Sunday, April 30, 2023

Book Review: BLOOD MERIDIAN by Cormac McCarthy

Blood MeridianBlood Meridian by Cormac McCarthy
My rating: 1 of 5 stars

"When God made man the devil was at his elbow. A creature that can do anything. Make a machine. And a machine to make the machine. And evil that can run itself a thousand years..."

Never have I taken this long to finish a book... historically significant to me as it is the last one I bought from Book Depository before it closed.

Never have I felt this conflicted. There is a great deal of awe for what were undoubtedly some of the most beautiful sentences ever constructed in English, but also, an overwhelming sense of revulsion for all the senseless violence, the gory details of cruelties too evil to put down in a mere review.

There are those that say this book is one of the greatest ever written. To them I say, keep your canon and your PhD in literature.

This book neither ennobles nor entertains. The reason it took me this long to get through it was because I could only bear it in small doses.

I wouldn't want to be friends with anyone who finishes this in one sitting, without even a nightmare that visits them that night. Anyone who reads this undisturbed has "a flawed place in the fabric of your heart."

Reading Blood Meridan is immersing one's self in terror. Beautifully seductive, yes, but it leaves this reader wanting to purge one's brain of the images placed within. Would that there was a DELETE button for this nihilistic novel.

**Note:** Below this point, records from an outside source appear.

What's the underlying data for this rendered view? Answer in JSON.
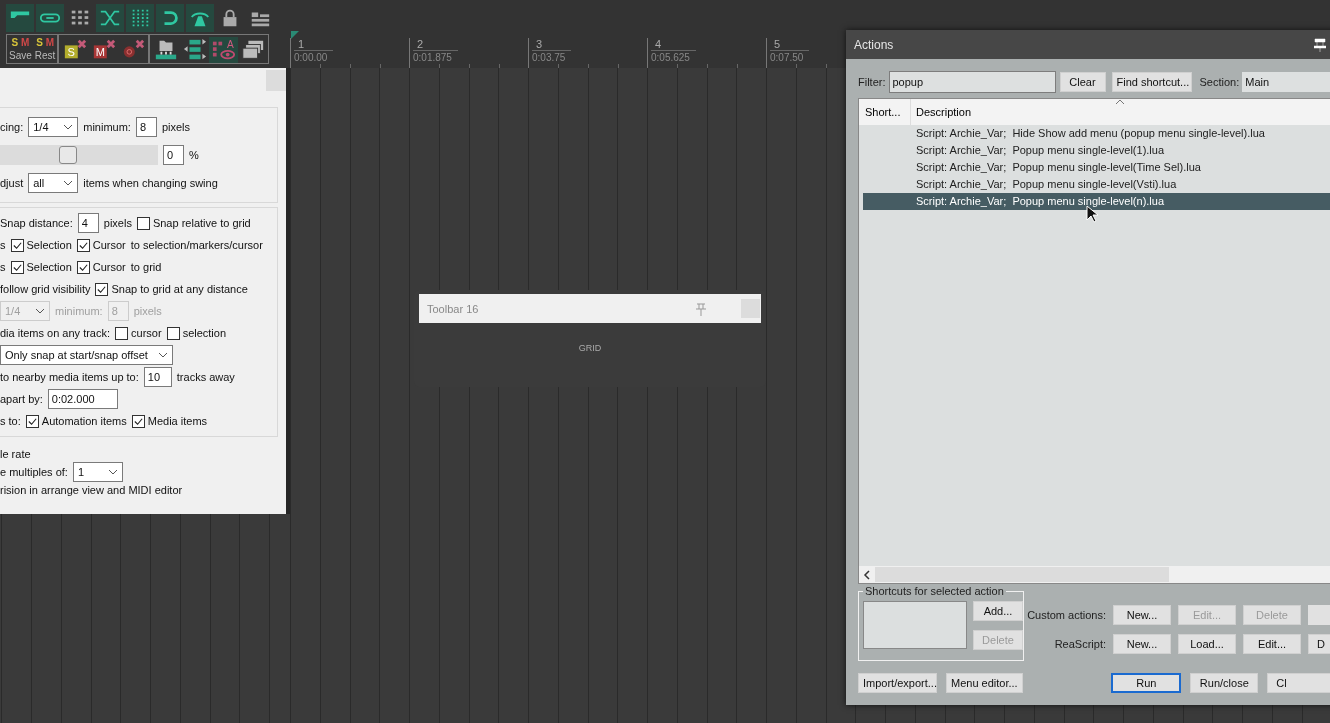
{
  "toolbar_row1": [
    {
      "on": true
    },
    {
      "on": true
    },
    {
      "on": false
    },
    {
      "on": true
    },
    {
      "on": true
    },
    {
      "on": true
    },
    {
      "on": true
    },
    {
      "on": false
    },
    {
      "on": false
    }
  ],
  "snapshots": [
    {
      "s": "S",
      "m": "M",
      "label": "Save"
    },
    {
      "s": "S",
      "m": "M",
      "label": "Rest"
    }
  ],
  "toolbar_row2": [
    {
      "letter": "S",
      "on": false
    },
    {
      "letter": "M",
      "on": false
    },
    {
      "on": false
    },
    {
      "on": false
    },
    {
      "on": false
    },
    {
      "letter": "A",
      "on": true
    },
    {
      "on": false
    }
  ],
  "ruler": [
    {
      "bar": "1",
      "time": "0:00.00"
    },
    {
      "bar": "2",
      "time": "0:01.875"
    },
    {
      "bar": "3",
      "time": "0:03.75"
    },
    {
      "bar": "4",
      "time": "0:05.625"
    },
    {
      "bar": "5",
      "time": "0:07.50"
    }
  ],
  "grid_settings": {
    "groups": [
      {
        "rows": [
          {
            "disabled": false,
            "parts": [
              {
                "kind": "text",
                "text": "cing:"
              },
              {
                "kind": "combo",
                "value": "1/4"
              },
              {
                "kind": "text",
                "text": "minimum:"
              },
              {
                "kind": "field",
                "value": "8"
              },
              {
                "kind": "text",
                "text": "pixels"
              }
            ]
          },
          {
            "disabled": false,
            "parts": [
              {
                "kind": "slider",
                "level": 0.42
              },
              {
                "kind": "field",
                "value": "0"
              },
              {
                "kind": "text",
                "text": "%"
              }
            ]
          },
          {
            "disabled": false,
            "parts": [
              {
                "kind": "text",
                "text": "djust"
              },
              {
                "kind": "combo",
                "value": "all"
              },
              {
                "kind": "text",
                "text": "items when changing swing"
              }
            ]
          }
        ]
      },
      {
        "rows": [
          {
            "disabled": false,
            "parts": [
              {
                "kind": "text",
                "text": "Snap distance:"
              },
              {
                "kind": "field",
                "value": "4"
              },
              {
                "kind": "text",
                "text": "pixels"
              },
              {
                "kind": "checkbox",
                "text": "Snap relative to grid",
                "checked": false
              }
            ]
          },
          {
            "disabled": false,
            "parts": [
              {
                "kind": "text",
                "text": "s"
              },
              {
                "kind": "checkbox",
                "text": "Selection",
                "checked": true
              },
              {
                "kind": "checkbox",
                "text": "Cursor",
                "checked": true
              },
              {
                "kind": "text",
                "text": "to selection/markers/cursor"
              }
            ]
          },
          {
            "disabled": false,
            "parts": [
              {
                "kind": "text",
                "text": "s"
              },
              {
                "kind": "checkbox",
                "text": "Selection",
                "checked": true
              },
              {
                "kind": "checkbox",
                "text": "Cursor",
                "checked": true
              },
              {
                "kind": "text",
                "text": "to grid"
              }
            ]
          },
          {
            "disabled": false,
            "parts": [
              {
                "kind": "text",
                "text": "follow grid visibility"
              },
              {
                "kind": "checkbox",
                "text": "Snap to grid at any distance",
                "checked": true
              }
            ]
          },
          {
            "disabled": true,
            "parts": [
              {
                "kind": "combo",
                "value": "1/4"
              },
              {
                "kind": "text",
                "text": "minimum:"
              },
              {
                "kind": "field",
                "value": "8"
              },
              {
                "kind": "text",
                "text": "pixels"
              }
            ]
          },
          {
            "disabled": false,
            "parts": [
              {
                "kind": "text",
                "text": "dia items on any track:"
              },
              {
                "kind": "checkbox",
                "text": "cursor",
                "checked": false
              },
              {
                "kind": "checkbox",
                "text": "selection",
                "checked": false
              }
            ]
          },
          {
            "disabled": false,
            "parts": [
              {
                "kind": "combo",
                "value": "Only snap at start/snap offset"
              }
            ]
          },
          {
            "disabled": false,
            "parts": [
              {
                "kind": "text",
                "text": "to nearby media items up to:"
              },
              {
                "kind": "field",
                "value": "10"
              },
              {
                "kind": "text",
                "text": "tracks away"
              }
            ]
          },
          {
            "disabled": false,
            "parts": [
              {
                "kind": "text",
                "text": "apart by:"
              },
              {
                "kind": "field",
                "value": "0:02.000"
              }
            ]
          },
          {
            "disabled": false,
            "parts": [
              {
                "kind": "text",
                "text": "s to:"
              },
              {
                "kind": "checkbox",
                "text": "Automation items",
                "checked": true
              },
              {
                "kind": "checkbox",
                "text": "Media items",
                "checked": true
              }
            ]
          }
        ]
      }
    ],
    "rows": [
      {
        "disabled": false,
        "parts": [
          {
            "kind": "text",
            "text": "le rate"
          }
        ]
      },
      {
        "disabled": false,
        "parts": [
          {
            "kind": "text",
            "text": "e multiples of:"
          },
          {
            "kind": "combo",
            "value": "1"
          }
        ]
      },
      {
        "disabled": false,
        "parts": [
          {
            "kind": "text",
            "text": "rision in arrange view and MIDI editor"
          }
        ]
      }
    ]
  },
  "toolbar_window": {
    "title": "Toolbar 16",
    "button": "GRID"
  },
  "actions": {
    "title": "Actions",
    "filter": {
      "label": "Filter:",
      "value": "popup"
    },
    "top_buttons": [
      "Clear",
      "Find shortcut..."
    ],
    "section": {
      "label": "Section:",
      "value": "Main"
    },
    "columns": [
      "Short...",
      "Description"
    ],
    "rows": [
      {
        "description": "Script: Archie_Var;  Hide Show add menu (popup menu single-level).lua",
        "selected": false
      },
      {
        "description": "Script: Archie_Var;  Popup menu single-level(1).lua",
        "selected": false
      },
      {
        "description": "Script: Archie_Var;  Popup menu single-level(Time Sel).lua",
        "selected": false
      },
      {
        "description": "Script: Archie_Var;  Popup menu single-level(Vsti).lua",
        "selected": false
      },
      {
        "description": "Script: Archie_Var;  Popup menu single-level(n).lua",
        "selected": true
      }
    ],
    "shortcuts": {
      "title": "Shortcuts for selected action",
      "buttons": [
        {
          "label": "Add...",
          "disabled": false
        },
        {
          "label": "Delete",
          "disabled": true
        }
      ]
    },
    "button_rows": [
      {
        "label": "Custom actions:",
        "buttons": [
          {
            "label": "New...",
            "disabled": false
          },
          {
            "label": "Edit...",
            "disabled": true
          },
          {
            "label": "Delete",
            "disabled": true
          }
        ]
      },
      {
        "label": "ReaScript:",
        "buttons": [
          {
            "label": "New...",
            "disabled": false
          },
          {
            "label": "Load...",
            "disabled": false
          },
          {
            "label": "Edit...",
            "disabled": false
          },
          {
            "label": "D",
            "disabled": false
          }
        ]
      }
    ],
    "left_buttons": [
      "Import/export...",
      "Menu editor..."
    ],
    "right_buttons": [
      {
        "label": "Run",
        "focused": true
      },
      {
        "label": "Run/close",
        "focused": false
      },
      {
        "label": "Cl",
        "focused": false
      }
    ]
  }
}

The worst part of it is, the events in it are true. This is historical fiction that really happened, based on Samuel Chamberlain's experiences as a teenager riding with the Glanton Gang during the Mexican-American War. But all of the horrors are told without a historian's sense of weaving meaning from tragedy.

I do not think I shall be picking up any Cormac McCarthy book ever, after this.